For those of you wondering where on earth the bona fide research language that was slipped into CIPA comes from, take a look at People v Heath Daniel Woodward, 116 Cal. App. 4th 821 (2004)
This case focuses on California law, and gives a decent background on how the law developed here and in other states, citing 400 E. Baltimore St., Inc. v. State (1981) 49 Md.
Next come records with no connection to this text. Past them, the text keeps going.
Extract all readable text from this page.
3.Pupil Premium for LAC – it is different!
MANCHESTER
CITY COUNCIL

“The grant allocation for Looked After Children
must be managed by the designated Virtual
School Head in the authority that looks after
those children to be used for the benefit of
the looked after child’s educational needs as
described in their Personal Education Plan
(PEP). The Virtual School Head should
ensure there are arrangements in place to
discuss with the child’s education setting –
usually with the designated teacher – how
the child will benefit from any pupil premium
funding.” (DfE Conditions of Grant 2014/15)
App. 147 and United States v. 31 Photographs (S.D.N.Y. 1957) 156 F. Supp. 350 for the derivation of bona fide research ... also discussion of legitimate scientific medical or educational activities.
The upshot for defendant Woodward, who was prosecuted not only for possession of child porn but also for lewd conduct with his young daughter: his convictions were upheld. The appeal was based in part on the lack of a jury instruction to consider the child pornography posession as an aid to legitimate scientific or educational purposes.
The Appellate court found that the lack of such instructions was not prejudicial..."A reasonable jury would not have found defendant's involvement with, and long-term possession of, child pornography to be legitimate scientific or educational research. Had the jury been given the instruction without the additional instructions, it was not reasonably probable that an outcome more favorable to defendant would have resulted." (Opinion by Butz, J., with Scotland, P. J., and Sims, J., concurring.)